Representative Tyler Olson, a Democrat from Cedar Rapids, was among the proposal’s key backers. "Follow-up studies in areas that have passed this type of legislation have shown decreases in admissions to emergency rooms for heart attacks and other illnesses and conditions that result from the harmful effects of second-hand smoke so we can actually solve the problem," Olson says.
Representative McKinley Bailey, a Democrat from Webster City, called it a flawed plan and voted against it. "We’re going to give out-of-state corporations whose CEOs who live in Las Vegas, Nevada, a competitive advantage over mom-and-pop establishments across the state of Iowa, owned by Iowans who have lived here and paid their taxes their entire life as they try and make ends meet," Bailey says. "We’re going to say it’s OK to smoke on a casino floor owned by Harrah’s but not in a bar owned by Larry & Kay Ross."
Representative Cecil Dolecheck, a Republican from Mt. Ayr, agreed. "This could be very detrimental to some of our small restaurants and bars in rural Iowa, many of those independently-owned, privately-owned all of them. In many cases the only person who operates that establishment is the bar owner himself," Dolecheck says. "I think he should have the opportunity to decide what type of clientele he wants to have in there."
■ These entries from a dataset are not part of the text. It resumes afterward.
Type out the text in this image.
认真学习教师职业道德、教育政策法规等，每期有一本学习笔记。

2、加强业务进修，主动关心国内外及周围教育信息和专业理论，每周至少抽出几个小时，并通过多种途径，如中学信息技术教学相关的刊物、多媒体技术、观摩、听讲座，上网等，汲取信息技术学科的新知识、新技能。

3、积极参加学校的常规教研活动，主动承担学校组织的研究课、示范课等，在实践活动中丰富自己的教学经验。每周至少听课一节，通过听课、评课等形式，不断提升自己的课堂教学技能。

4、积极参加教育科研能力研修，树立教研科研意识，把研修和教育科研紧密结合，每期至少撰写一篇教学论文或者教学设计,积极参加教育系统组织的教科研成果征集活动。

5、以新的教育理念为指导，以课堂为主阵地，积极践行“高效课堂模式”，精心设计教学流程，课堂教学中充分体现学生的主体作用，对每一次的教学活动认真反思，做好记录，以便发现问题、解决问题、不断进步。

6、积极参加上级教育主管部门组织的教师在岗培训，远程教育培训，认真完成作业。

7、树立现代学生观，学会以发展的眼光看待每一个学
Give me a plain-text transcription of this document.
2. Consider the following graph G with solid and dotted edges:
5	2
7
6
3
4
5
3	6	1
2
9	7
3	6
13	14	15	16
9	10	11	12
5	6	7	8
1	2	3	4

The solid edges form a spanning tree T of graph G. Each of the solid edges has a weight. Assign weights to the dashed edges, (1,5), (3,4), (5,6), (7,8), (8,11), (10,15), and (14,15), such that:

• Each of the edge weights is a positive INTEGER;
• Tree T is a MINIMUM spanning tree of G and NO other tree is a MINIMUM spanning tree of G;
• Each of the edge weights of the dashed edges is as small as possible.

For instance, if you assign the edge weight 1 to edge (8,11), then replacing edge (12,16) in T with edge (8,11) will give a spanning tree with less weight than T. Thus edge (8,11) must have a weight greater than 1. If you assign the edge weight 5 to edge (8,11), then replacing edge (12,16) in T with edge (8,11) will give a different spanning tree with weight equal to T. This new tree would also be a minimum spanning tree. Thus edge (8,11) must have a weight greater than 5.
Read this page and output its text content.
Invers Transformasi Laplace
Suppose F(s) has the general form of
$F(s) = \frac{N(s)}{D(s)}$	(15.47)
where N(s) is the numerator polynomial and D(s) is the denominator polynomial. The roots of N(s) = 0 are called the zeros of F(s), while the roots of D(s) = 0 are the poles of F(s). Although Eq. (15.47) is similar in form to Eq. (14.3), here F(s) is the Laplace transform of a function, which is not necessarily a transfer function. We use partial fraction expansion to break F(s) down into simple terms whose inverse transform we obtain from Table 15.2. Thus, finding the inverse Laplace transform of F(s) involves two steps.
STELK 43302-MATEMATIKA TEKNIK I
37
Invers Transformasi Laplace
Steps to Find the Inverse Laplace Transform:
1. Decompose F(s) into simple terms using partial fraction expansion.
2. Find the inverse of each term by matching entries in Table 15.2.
Representative Mike May, a Republican from Spirit Lake, was a no vote, too. "I have a real philosophical problem with paying homage to the casinos here and suggesting to the people of the state of Iowa that casinos are more important than the health of people," May says. "Now if we really believe that the health of Iowa citizens and workers is a valuable thing, then we don’t make compromises like that."
Only two House members argued in favor the smoking ban during the 20 minutes of debate. Representative Phil Wise, a Democrat from Keokuk, had asked for the exemption for casinos when the bill started out in committee. Wise called this latest version of the bill "historic" and he voted for it. "Now I, myself, am a former smoker. I also watched tobacco shorten the lives of both my parents, so it is personal with me that we take a stand and do the right thing for the general public of Iowa," Wise says. "This is much, much greater than an economic issue. This is a life and death issue."
The proposal now goes before the Iowa Senate for consideration.